I would add, second, that I suspect passing some law or amending the Constitution will have a distinct effect, namely, it will bring the gospel into disrepute. The effort will be seen, not as a stand for truth or for something that is natural to human flourishing, but merely as a power play by Christians to impose their preferences and values on everyone, including those who do not share their beliefs.

Third, when I need the proper definition of marriage I will turn to Scripture and the church, not the State. I understand the historical sequence of events that led to the present moment so that church leaders (pastors and presbyters) are agents of the State when officiating at wedding ceremonies. Things have changed since that unfolded, however, and now we find ourselves living in a pluralistic society where a number of different definitions are applied to what is considered a true “marriage.” In such a setting, fighting in the public square for a biblical definition of marriage to be the law of the land seems to me to be an unwise choice. We would be better served, it seems to me, to quietly insist that it is the church not the State that is the proper authority to define marriage and to act accordingly. And this might require us to refuse to act as agents in officiating at weddings, insisting instead the State recognize legally those the church declares married. The traditional Christian ceremony of marriage begins with an affirmation: “The bond and covenant of marriage was established by God in creation, and our Lord Jesus Christ adorned this manner of life by his presence and first miracle at a wedding in Cana of Galilee.” The State, in this understanding, is entirely secondary. If the State happens to agree with Scripture and the church, fine and good, but if not, so what?
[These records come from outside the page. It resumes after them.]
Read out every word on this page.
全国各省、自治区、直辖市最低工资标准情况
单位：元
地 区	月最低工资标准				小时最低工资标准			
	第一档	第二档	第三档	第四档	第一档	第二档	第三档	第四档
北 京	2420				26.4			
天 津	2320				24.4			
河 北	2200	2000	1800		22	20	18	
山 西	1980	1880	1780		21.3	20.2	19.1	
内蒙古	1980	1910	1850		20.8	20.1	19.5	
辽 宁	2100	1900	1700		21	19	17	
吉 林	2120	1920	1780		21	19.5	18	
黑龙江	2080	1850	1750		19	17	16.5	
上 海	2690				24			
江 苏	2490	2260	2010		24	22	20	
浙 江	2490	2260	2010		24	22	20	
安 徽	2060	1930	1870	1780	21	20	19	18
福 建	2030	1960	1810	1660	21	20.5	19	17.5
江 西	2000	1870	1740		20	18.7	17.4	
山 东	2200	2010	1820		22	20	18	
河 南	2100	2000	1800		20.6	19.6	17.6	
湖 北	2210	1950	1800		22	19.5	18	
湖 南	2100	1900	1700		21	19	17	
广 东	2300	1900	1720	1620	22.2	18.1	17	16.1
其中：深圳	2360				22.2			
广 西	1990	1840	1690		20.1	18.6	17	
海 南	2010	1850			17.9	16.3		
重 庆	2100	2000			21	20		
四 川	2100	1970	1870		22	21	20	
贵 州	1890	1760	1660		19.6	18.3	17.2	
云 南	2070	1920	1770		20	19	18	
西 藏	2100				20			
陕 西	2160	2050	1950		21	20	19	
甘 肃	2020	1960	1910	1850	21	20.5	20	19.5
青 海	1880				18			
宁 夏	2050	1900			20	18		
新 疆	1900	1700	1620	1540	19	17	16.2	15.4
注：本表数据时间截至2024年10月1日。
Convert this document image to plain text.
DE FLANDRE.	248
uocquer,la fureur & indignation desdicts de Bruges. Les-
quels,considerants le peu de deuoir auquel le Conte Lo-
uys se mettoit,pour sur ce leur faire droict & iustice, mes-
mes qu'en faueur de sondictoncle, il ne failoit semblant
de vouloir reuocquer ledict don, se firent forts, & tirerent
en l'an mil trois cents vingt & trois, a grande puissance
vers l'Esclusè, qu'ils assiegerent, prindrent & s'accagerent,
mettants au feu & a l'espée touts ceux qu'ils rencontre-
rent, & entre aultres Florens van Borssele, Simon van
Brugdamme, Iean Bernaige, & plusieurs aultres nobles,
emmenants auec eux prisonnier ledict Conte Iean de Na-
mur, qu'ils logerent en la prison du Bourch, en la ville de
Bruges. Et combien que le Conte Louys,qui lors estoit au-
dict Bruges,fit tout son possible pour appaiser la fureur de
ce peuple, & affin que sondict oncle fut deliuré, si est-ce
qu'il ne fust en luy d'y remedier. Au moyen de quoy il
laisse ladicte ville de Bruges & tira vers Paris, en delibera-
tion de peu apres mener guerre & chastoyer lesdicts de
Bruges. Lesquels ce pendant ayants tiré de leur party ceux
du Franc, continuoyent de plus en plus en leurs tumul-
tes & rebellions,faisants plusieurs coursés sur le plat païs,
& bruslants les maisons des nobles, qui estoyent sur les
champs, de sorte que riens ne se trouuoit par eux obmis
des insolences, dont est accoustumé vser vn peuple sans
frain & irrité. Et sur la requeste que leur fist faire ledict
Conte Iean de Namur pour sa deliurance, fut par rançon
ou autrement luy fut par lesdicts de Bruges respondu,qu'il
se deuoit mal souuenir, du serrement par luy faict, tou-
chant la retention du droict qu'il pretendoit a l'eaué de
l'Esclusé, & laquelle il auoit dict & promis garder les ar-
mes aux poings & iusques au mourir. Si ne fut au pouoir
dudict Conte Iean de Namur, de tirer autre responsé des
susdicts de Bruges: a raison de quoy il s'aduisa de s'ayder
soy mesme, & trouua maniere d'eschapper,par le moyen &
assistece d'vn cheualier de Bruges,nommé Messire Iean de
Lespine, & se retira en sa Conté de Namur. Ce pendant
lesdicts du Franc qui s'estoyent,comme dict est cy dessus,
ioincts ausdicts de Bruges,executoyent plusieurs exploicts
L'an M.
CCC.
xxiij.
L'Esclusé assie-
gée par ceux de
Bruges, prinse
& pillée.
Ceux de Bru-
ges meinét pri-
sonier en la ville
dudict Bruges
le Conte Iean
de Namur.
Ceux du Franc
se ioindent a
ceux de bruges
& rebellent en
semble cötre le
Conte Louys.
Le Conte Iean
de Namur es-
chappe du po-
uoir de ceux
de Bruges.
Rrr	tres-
Four. I would challenge the notion that mistaken definitions of marriage by the State will weaken the institution of marriage. Have we perhaps been seduced by modernity to think too highly of the State? History shows that opposition by the State strengthens the church and we have no reason to believe it will be different this time. Yes, it is true that many in society whose morality is reduced to what is legal will be so affected—but their problem, from a Christian perspective is not primarily a mistaken understanding of marriage but the fact they have made the State into an idol.

And finally, I would argue we should concentrate on modeling loving relationships between husbands and wives before a watching world. Our goal should be to so strengthen Christian marriages that secularists and other non-Christians, yearning for healthy unions in a broken world, look around for models to follow and are shocked to discover it is Christians—who would have imagined that!—who lead the way. This would require much grace and much effort, since sadly, this is not at present the case. If by grace we begin to be such a model, we need to be certain that when they come to ask us about it, they will hear about the gospel of grace, not techniques for successful relationships.

And that, this alternative perspective would argue, is the best way to safeguard and commend marriage in a pluralistic and broken world. What do you think?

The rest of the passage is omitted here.